In 2015, Toyota introduced the Mirai as the first production hydrogen fuel-cell electric vehicle available in North America. Now, Toyota is introducing the second generation of the Mirai with a new look and updated technologies.
There’s a good chance you’ve never even seen a Mirai, unless you live in California since it’s the only state where you can buy or lease one. It’s not that Toyota doesn’t want to sell you a Mirai if you live somewhere else, but that there just isn’t anywhere else that has the hydrogen fueling station infrastructure to support the Mirai.
That’s a challenge, but don’t forget there was a time when it was tough to find a place to charge a plug-in electric vehicle. Now there are charging stations at the local mall, airports, office parks, and pretty much everywhere. Only California and Hawaii have hydrogen fueling stations today, but there are already plans for stations in the Northeast and other areas in the United States.

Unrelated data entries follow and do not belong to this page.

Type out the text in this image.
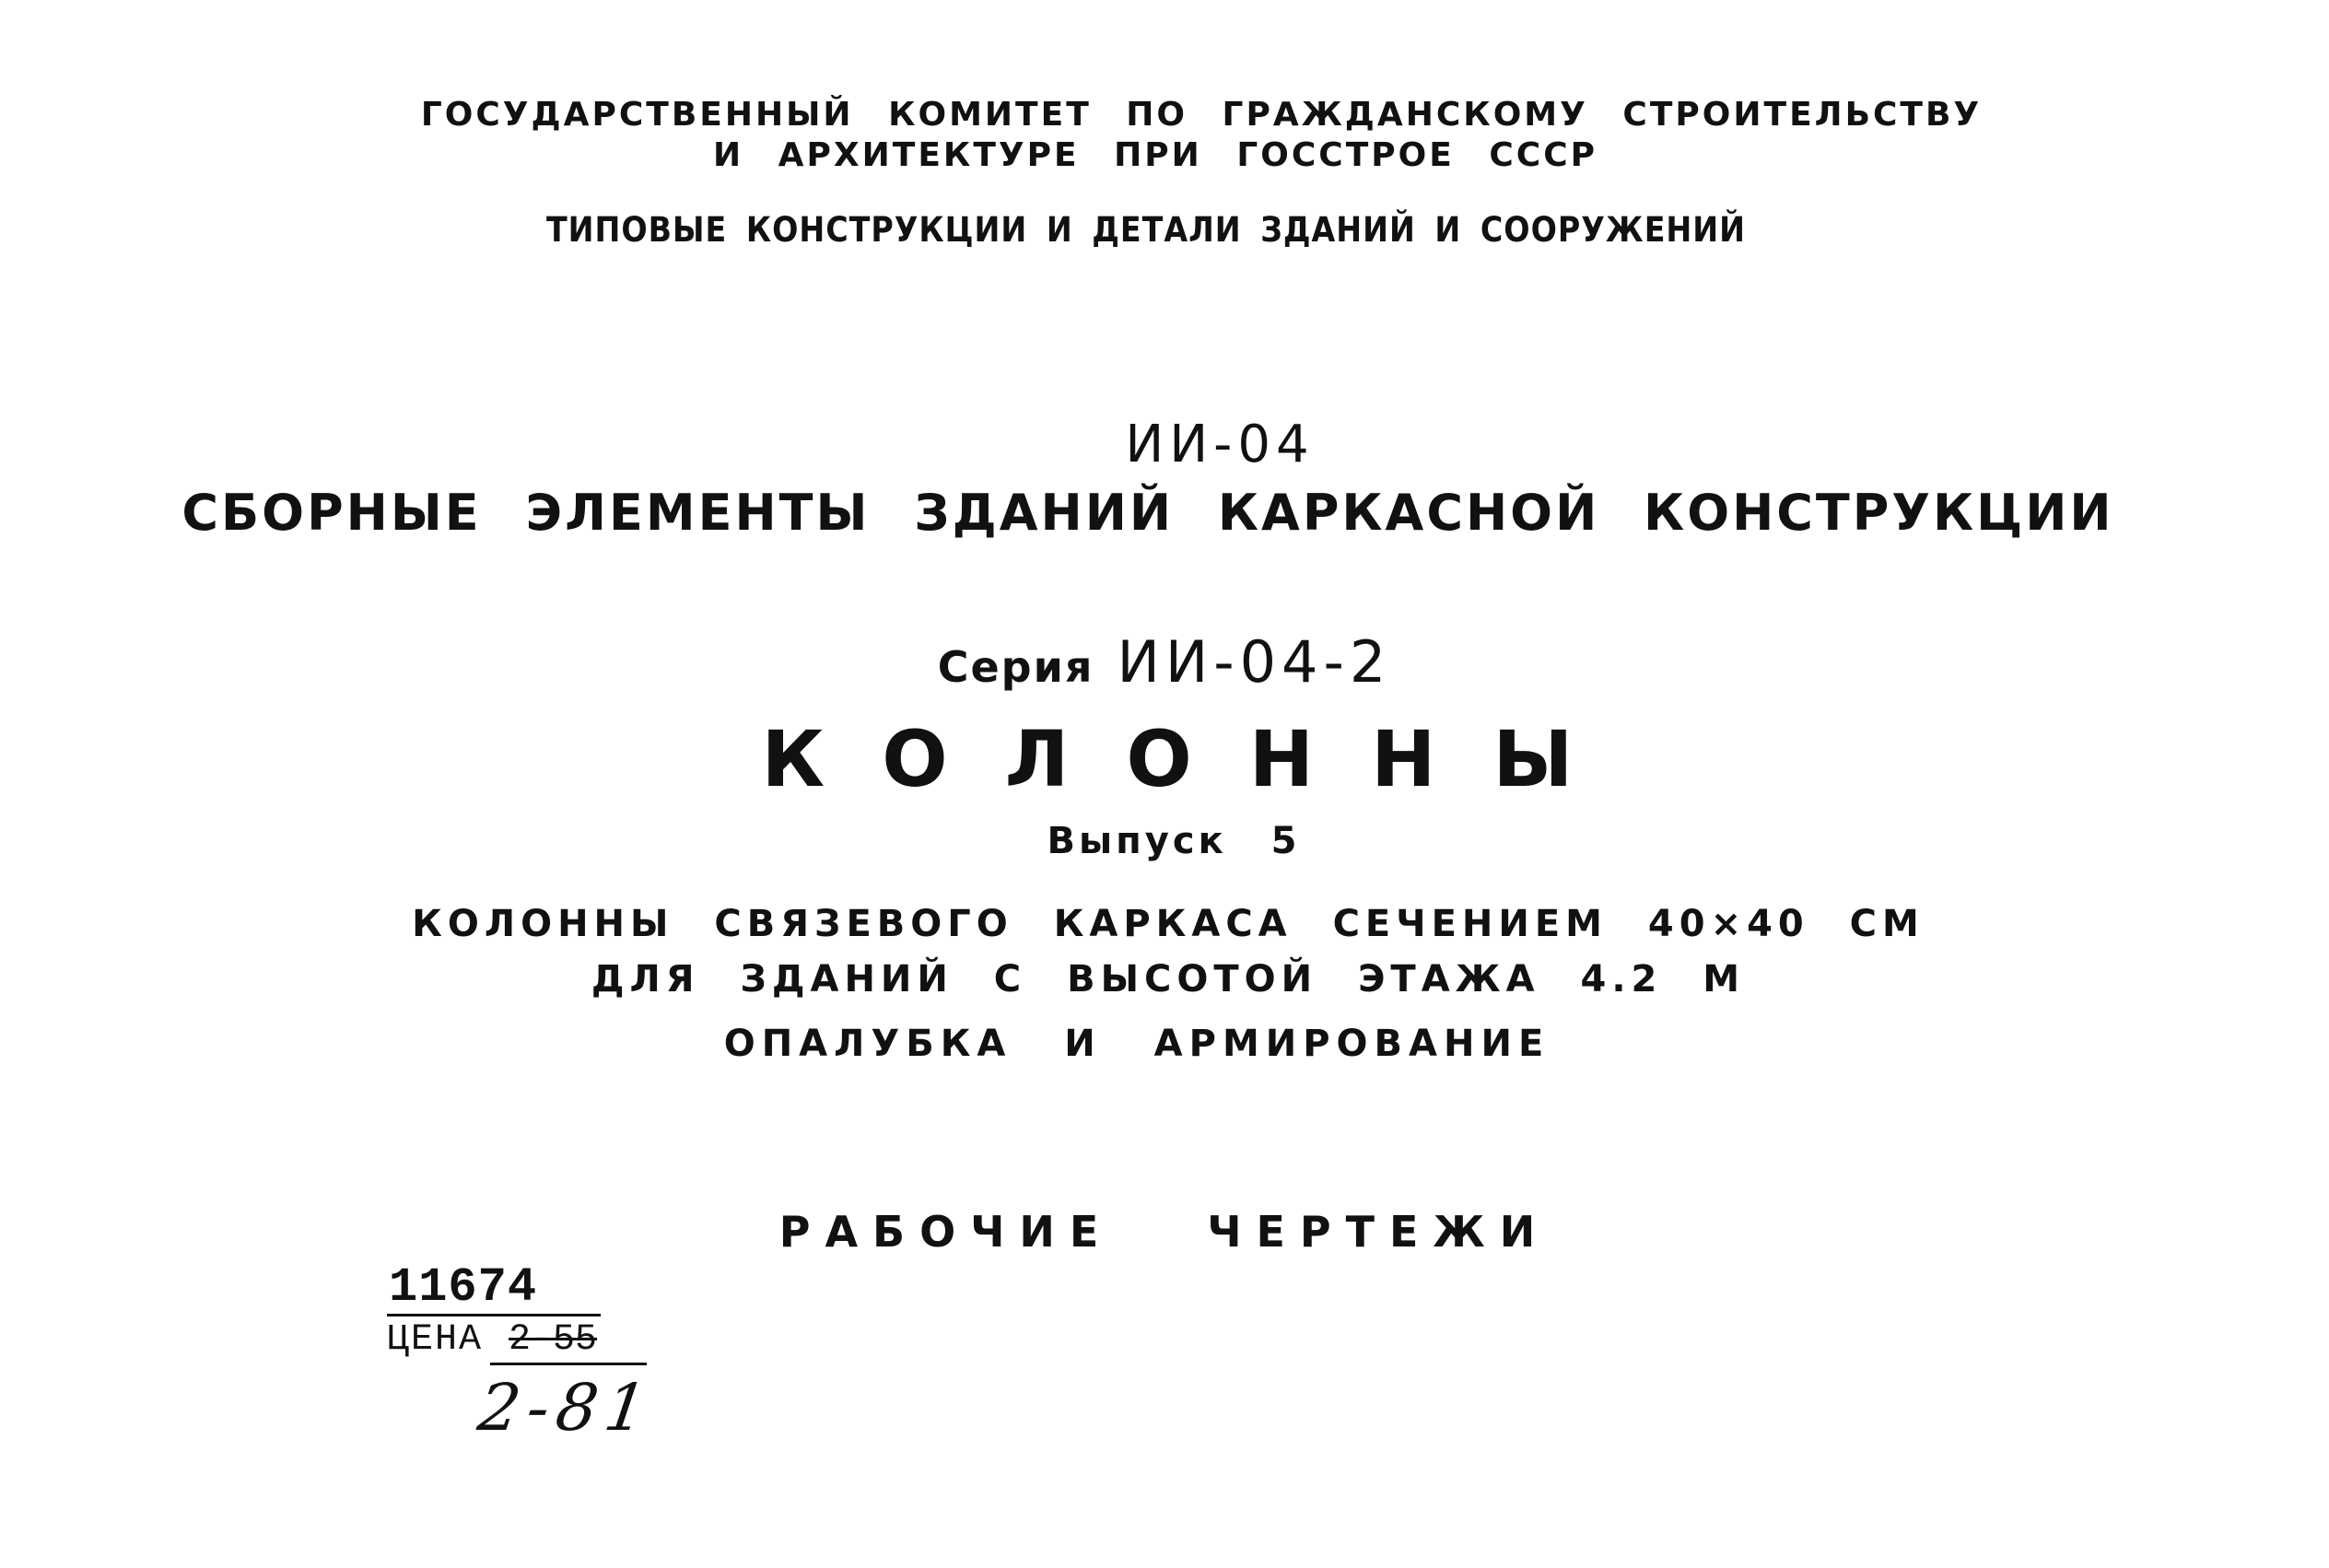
ГОСУДАРСТВЕННЫЙ КОМИТЕТ ПО ГРАЖДАНСКОМУ СТРОИТЕЛЬСТВУ

И АРХИТЕКТУРЕ ПРИ ГОССТРОЕ СССР

ТИПОВЫЕ КОНСТРУКЦИИ И ДЕТАЛИ ЗДАНИЙ И СООРУЖЕНИЙ

ИИ-04

СБОРНЫЕ ЭЛЕМЕНТЫ ЗДАНИЙ КАРКАСНОЙ КОНСТРУКЦИИ

Серия ИИ-04-2

КОЛОННЫ

Выпуск 5

КОЛОННЫ СВЯЗЕВОГО КАРКАСА СЕЧЕНИЕМ 40×40 СМ

ДЛЯ ЗДАНИЙ С ВЫСОТОЙ ЭТАЖА 4.2 М

ОПАЛУБКА И АРМИРОВАНИЕ

РАБОЧИЕ ЧЕРТЕЖИ

11674
ЦЕНА 2-55
2-81
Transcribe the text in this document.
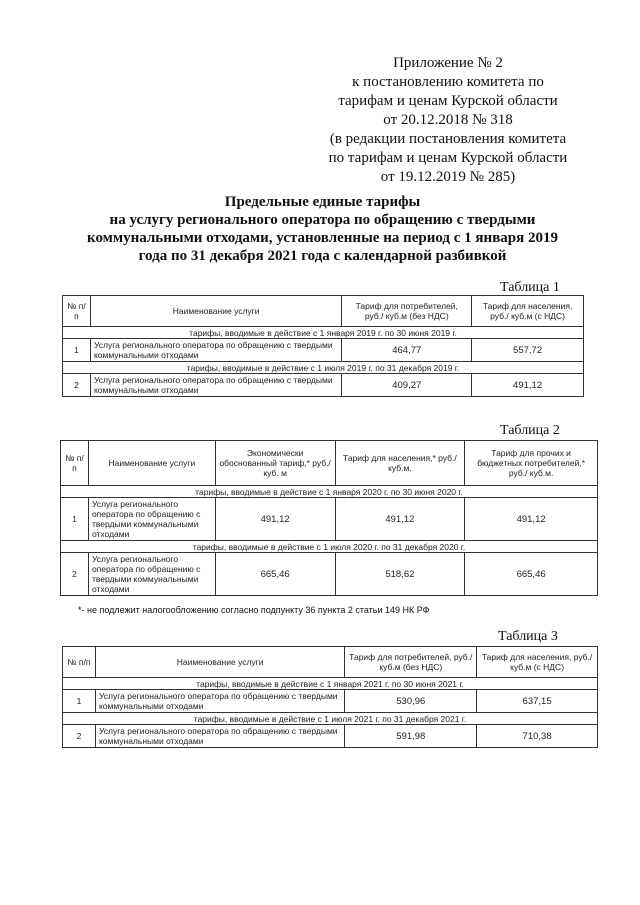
Приложение № 2
к постановлению комитета по
тарифам и ценам Курской области
от 20.12.2018 № 318
(в редакции постановления комитета
по тарифам и ценам Курской области
от 19.12.2019 № 285)
Предельные единые тарифы
на услугу регионального оператора по обращению с твердыми
коммунальными отходами, установленные на период с 1 января 2019
года по 31 декабря 2021 года с календарной разбивкой
Таблица 1
№ п/п	Наименование услуги	Тариф для потребителей, руб./ куб.м (без НДС)	Тариф для населения, руб./ куб.м (с НДС)
тарифы, вводимые в действие с 1 января 2019 г. по 30 июня 2019 г.			
1	Услуга регионального оператора по обращению с твердыми коммунальными отходами	464,77	557,72
тарифы, вводимые в действие с 1 июля 2019 г. по 31 декабря 2019 г.			
2	Услуга регионального оператора по обращению с твердыми коммунальными отходами	409,27	491,12
Таблица 2
№ п/п	Наименование услуги	Экономически обоснованный тариф,* руб./ куб. м	Тариф для населения,* руб./ куб.м.	Тариф для прочих и бюджетных потребителей,* руб./ куб.м.
тарифы, вводимые в действие с 1 января 2020 г. по 30 июня 2020 г.				
1	Услуга регионального оператора по обращению с твердыми коммунальными отходами	491,12	491,12	491,12
тарифы, вводимые в действие с 1 июля 2020 г. по 31 декабря 2020 г.				
2	Услуга регионального оператора по обращению с твердыми коммунальными отходами	665,46	518,62	665,46
*- не подлежит налогообложению согласно подпункту 36 пункта 2 статьи 149 НК РФ
Таблица 3
№ п/п	Наименование услуги	Тариф для потребителей, руб./ куб.м (без НДС)	Тариф для населения, руб./ куб.м (с НДС)
тарифы, вводимые в действие с 1 января 2021 г. по 30 июня 2021 г.			
1	Услуга регионального оператора по обращению с твердыми коммунальными отходами	530,96	637,15
тарифы, вводимые в действие с 1 июля 2021 г. по 31 декабря 2021 г.			
2	Услуга регионального оператора по обращению с твердыми коммунальными отходами	591,98	710,38
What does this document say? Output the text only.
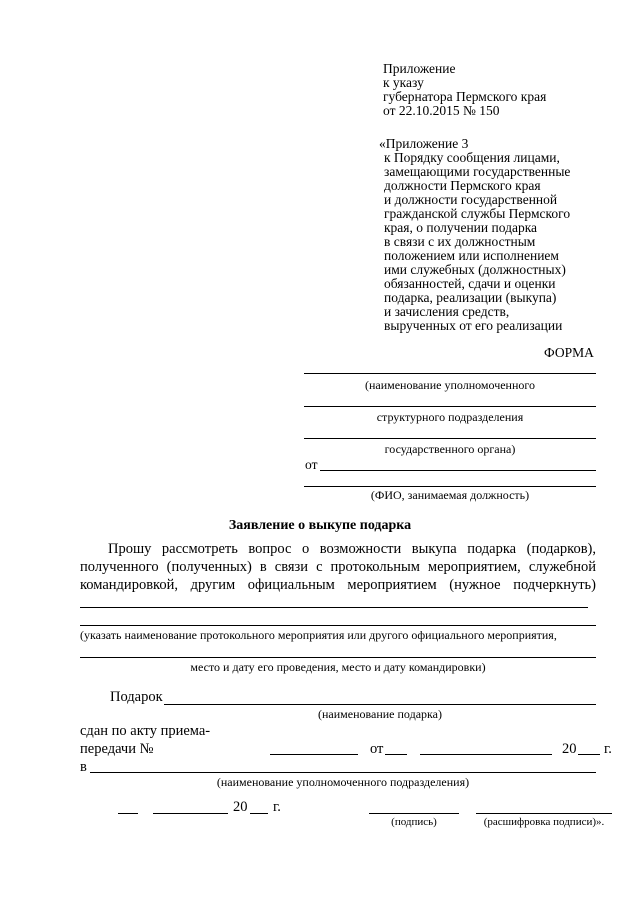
Приложение
к указу
губернатора Пермского края
от 22.10.2015 № 150
«Приложение 3
к Порядку сообщения лицами,
замещающими государственные
должности Пермского края
и должности государственной
гражданской службы Пермского
края, о получении подарка
в связи с их должностным
положением или исполнением
ими служебных (должностных)
обязанностей, сдачи и оценки
подарка, реализации (выкупа)
и зачисления средств,
вырученных от его реализации
ФОРМА
(наименование уполномоченного
структурного подразделения
государственного органа)
от
(ФИО, занимаемая должность)
Заявление о выкупе подарка
Прошу рассмотреть вопрос о возможности выкупа подарка (подарков),
полученного (полученных) в связи с протокольным мероприятием, служебной
командировкой, другим официальным мероприятием (нужное подчеркнуть)
(указать наименование протокольного мероприятия или другого официального мероприятия,
место и дату его проведения, место и дату командировки)
Подарок
(наименование подарка)
сдан по акту приема-
передачи №	от	20 г.
в
(наименование уполномоченного подразделения)
20 г.
(подпись)	(расшифровка подписи)».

The Toyota Mirai was introduced as a front-wheel drive sedan, but for 2021 it becomes a rear-wheel drive vehicle with a coupe-like design. This new Mirai is lower, longer, and wider as well as being more aerodynamic. It’s sleek and modern with an upscale appeal. Toyota hasn’t announced official numbers, but it’s targeting a 30-percent range increase with the new Mirai, which is another significant change.
Inside, there’s more room for passengers with a clean and uncomplicated design. Toyota wants this to be a luxury car so in addition to a roomy and comfortable interior, it’s also quieter. There’s a standard 12.3-inch high-resolution touchscreen with a 14-speaker JBL sound system for a premium experience and an available digital rearview mirror.
Unlike a plug-in electric, hydrogen fuel cell vehicles don’t need to plug-in and charge, which takes time and planning. Filling the tank with hydrogen takes about five minutes, so it’s as quick as filling your gas tank. Unlike your gas-powered car, which produces harmful emissions, the only byproduct with hydrogen is water.
Today’s go-to alternative fuel choices are largely hybrid and plug-in electric. Toyota is continuing to invest in hydrogen fuel cell technologies, which may one day make them a viable choice no matter where you live.